エクスは上級魔法を物ともしないほど守りが堅いと言っていた。つまり、ダメージを与えようとすると、チャーリーの特級魔法に頼るしかないという事だ。
1体なら何とかなったかもしれないが、5体となると討伐は不可能だろう。
どうする?
どうすればいい?
アイデアが浮かばない。
俺が右往左往していると、ツインペアからキャペルニクスの声が聞こえてきた。
【全員が生き残る可能性が高い案としては、はじめ殿に早めに戻ってきてもらってエクスを倒してもらうことじゃな。
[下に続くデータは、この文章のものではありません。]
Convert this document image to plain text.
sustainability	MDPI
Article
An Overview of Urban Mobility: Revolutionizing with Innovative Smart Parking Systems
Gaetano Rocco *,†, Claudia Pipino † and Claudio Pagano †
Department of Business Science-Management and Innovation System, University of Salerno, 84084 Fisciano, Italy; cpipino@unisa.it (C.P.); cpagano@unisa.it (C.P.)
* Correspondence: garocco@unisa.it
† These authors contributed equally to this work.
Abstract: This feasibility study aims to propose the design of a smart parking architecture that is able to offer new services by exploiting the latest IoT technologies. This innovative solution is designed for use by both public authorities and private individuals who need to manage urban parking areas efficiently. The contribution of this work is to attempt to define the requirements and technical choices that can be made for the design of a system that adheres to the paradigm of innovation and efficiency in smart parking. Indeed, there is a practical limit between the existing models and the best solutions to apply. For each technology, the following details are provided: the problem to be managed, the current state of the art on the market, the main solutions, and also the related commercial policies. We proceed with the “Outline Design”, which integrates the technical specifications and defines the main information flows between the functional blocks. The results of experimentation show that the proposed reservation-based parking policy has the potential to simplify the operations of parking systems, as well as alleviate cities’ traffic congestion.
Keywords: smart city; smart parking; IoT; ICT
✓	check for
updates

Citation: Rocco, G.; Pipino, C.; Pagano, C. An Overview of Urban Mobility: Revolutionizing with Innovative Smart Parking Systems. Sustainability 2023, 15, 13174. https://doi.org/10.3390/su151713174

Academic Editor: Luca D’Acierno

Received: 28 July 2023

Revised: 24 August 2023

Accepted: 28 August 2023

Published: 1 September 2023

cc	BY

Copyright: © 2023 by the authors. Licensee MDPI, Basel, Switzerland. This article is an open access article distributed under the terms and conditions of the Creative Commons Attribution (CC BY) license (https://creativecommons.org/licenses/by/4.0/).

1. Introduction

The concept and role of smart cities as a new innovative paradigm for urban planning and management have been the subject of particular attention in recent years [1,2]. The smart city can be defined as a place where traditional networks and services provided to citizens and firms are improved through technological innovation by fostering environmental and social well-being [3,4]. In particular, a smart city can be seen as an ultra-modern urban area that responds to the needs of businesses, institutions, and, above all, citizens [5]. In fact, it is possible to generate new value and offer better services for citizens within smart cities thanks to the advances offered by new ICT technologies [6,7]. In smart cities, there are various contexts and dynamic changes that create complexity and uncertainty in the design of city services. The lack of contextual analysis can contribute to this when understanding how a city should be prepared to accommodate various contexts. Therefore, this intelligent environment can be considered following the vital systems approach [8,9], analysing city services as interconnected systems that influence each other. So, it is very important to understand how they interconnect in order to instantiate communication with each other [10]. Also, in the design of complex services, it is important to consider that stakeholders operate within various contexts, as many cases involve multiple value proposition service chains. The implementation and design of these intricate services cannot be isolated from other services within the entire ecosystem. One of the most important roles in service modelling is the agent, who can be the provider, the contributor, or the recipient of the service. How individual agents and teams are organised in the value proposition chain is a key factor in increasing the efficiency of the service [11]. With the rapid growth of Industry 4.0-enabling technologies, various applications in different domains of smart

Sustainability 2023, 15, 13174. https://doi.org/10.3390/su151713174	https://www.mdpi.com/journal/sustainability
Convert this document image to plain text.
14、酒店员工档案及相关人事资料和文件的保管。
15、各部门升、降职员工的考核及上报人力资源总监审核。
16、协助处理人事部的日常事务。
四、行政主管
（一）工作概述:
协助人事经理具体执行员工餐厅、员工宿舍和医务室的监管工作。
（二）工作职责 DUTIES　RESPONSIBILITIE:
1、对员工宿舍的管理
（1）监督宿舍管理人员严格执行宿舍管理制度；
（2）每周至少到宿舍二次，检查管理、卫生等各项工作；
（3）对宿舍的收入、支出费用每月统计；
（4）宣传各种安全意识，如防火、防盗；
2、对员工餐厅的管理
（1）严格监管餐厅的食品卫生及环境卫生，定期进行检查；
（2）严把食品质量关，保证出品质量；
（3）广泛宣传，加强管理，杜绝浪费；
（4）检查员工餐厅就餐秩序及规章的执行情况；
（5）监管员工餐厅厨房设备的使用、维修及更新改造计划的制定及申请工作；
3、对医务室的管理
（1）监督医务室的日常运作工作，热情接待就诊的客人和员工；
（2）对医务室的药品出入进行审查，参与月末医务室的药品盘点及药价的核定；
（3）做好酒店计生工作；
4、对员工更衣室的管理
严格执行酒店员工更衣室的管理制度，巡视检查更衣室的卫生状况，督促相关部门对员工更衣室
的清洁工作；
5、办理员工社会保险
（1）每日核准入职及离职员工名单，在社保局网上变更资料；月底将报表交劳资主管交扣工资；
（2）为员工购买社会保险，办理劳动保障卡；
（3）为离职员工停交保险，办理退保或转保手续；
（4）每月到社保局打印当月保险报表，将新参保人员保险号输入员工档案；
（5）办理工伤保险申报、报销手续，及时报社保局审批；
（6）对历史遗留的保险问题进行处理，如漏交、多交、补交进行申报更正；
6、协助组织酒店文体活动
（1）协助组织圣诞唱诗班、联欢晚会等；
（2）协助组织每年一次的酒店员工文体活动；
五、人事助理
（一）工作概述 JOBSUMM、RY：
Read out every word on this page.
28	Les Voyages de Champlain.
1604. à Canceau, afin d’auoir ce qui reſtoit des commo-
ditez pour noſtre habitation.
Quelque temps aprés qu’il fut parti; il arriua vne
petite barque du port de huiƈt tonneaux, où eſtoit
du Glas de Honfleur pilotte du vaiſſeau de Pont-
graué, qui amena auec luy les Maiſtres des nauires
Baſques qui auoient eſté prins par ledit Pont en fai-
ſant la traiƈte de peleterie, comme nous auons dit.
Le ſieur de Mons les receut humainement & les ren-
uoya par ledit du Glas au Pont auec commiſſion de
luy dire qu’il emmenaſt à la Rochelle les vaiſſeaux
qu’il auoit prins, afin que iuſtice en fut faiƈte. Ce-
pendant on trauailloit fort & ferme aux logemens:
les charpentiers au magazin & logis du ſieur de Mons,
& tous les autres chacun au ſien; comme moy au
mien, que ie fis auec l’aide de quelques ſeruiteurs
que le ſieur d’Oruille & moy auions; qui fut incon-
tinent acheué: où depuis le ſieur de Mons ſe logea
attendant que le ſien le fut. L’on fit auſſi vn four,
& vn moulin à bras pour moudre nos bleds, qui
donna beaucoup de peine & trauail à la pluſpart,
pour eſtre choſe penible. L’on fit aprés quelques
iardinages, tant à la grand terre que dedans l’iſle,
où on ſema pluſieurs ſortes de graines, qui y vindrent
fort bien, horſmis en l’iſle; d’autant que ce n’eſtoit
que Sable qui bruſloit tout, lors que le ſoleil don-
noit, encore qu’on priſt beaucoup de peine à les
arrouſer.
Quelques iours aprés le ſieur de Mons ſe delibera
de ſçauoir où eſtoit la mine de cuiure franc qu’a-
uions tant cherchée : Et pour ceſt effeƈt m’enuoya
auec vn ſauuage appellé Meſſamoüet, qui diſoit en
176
もう奴らの本拠地は破壊したわけじゃし、大気圏に再突入する直前を除けばそこまで繊細な速度コントロールもいらんじゃろう。かといって、速度を出しすぎると減速できなくなるから、こちらの指示通りの速度で走ってくれ】
【分かった】
現状それしかないな。
俺は暗闇の中で青く光る方を向き、足を回して加速を開始した。
逸る気持ちを抑えつつも、ぐんぐんと加速していく。
【オーケーじゃ、こちらではじめ殿の速度を補足できた。今でおおよそ秒速4キロ出ておる。もう5倍程度は出していいじゃろう】
5倍というと秒速30キロか。
未知の領域だな。
【分かった】
キャペルニクスに返事を返して、指示通り加速していく。
空気抵抗がないせいか、加速するのはたやすい。
もっと速度が出せそうな気もするが、減速できなくなると不味い。
キャペルニクスの指示通りの速度で移動する。
【そちらの状況はどうなっている?】
さっきから、ツインペアからは爆発音が止めどなく聞こえている。
その音が不安を掻き立ててくる。
二人とも、頼むから無事で居てくれよ。
【すまん、この望遠鏡管理室からは外の様子がわからんのじゃ。戦闘音が続いているから、まだエクスを抑えられていると思うのじゃが】
【そうか・・】
キャペルニクスもわからないのか。
こいつはこいつで、俺の指示で精一杯らしい。
【あと3分ほどで大気圏に再突入する。3分の間に速度を今の1/10程度に落としてくれ。あと、方向を右に5度修正じゃ】
【了解】
今俺にできることは、キャペルニクスの指示通り走って、可能な限り早く帰還することだけだ。
それまでは、神に無事を祈ることしか出来ない。
俺はキャペルニクスの細かい指示を聞きながら、少しずつ速度を落としていった。
少しずつ、青い惑星が大きく見えてきた。
着陸の時は近い。
【もうすぐ、大気圏に再突入する。次第にポリゴンシールドが赤熱してきて、最終的に壊れるはずじゃ。壊れた瞬間から全力で減速をして着陸に備えてれ!】
【分かった!】
キャペルニクスに言葉を返した時には、既に俺の視界は青い海と白い雲で覆われていた。
数秒ほどのラグがあったが、ポリゴンシールドが細かく振動し赤く染まっていく。
再突入が始まったようだ。
【ポリゴンシールドが破壊される前に減速してはならんぞ。今のスピードを維持するのじゃ!】
【分かってるよ!】
めちゃくちゃ怖いけどな!
地表が刻一刻と迫っているのが分かるのに、足を止めるわけには行かない。
命がかかったチキンレースだ。
ビビりながらも足を回していると、突然ポリゴンシールドの振動が大きくなった。
そして、
【バリィ!】
凄まじい雷鳴音とともに、シールドが砕け散った。
「(おぉぉぉ!!)」
俺は思わず声をあげながら、一気に足の回転を落として減速していく。
ただし、普通の走りとは違ってほとんど地面に垂直方向に走っている。
できれば方向を変えたいが、そんな余裕はない。
ひたすら足に力を入れて減速していく。
「おぉぉ!」
地面が迫って来た。
もう、雲の層も超えたので辺りの景色が明瞭に見える。
速度が出ているせいでぼやけているが、斜め左方向にイブの街があるのが分かる。
そして俺が向かう方向は、湖でもあるのか青く染まって見える。
キャペルニクスが着陸地に水場を選んでくれたようだ。
まだ減速しきれていないし、ありがたい。
全力で減速しながらも、湖に突っ込む覚悟を固めた。
そして、
【バシィッ!】
俺は湖の表面に全身を強く打ち付けた。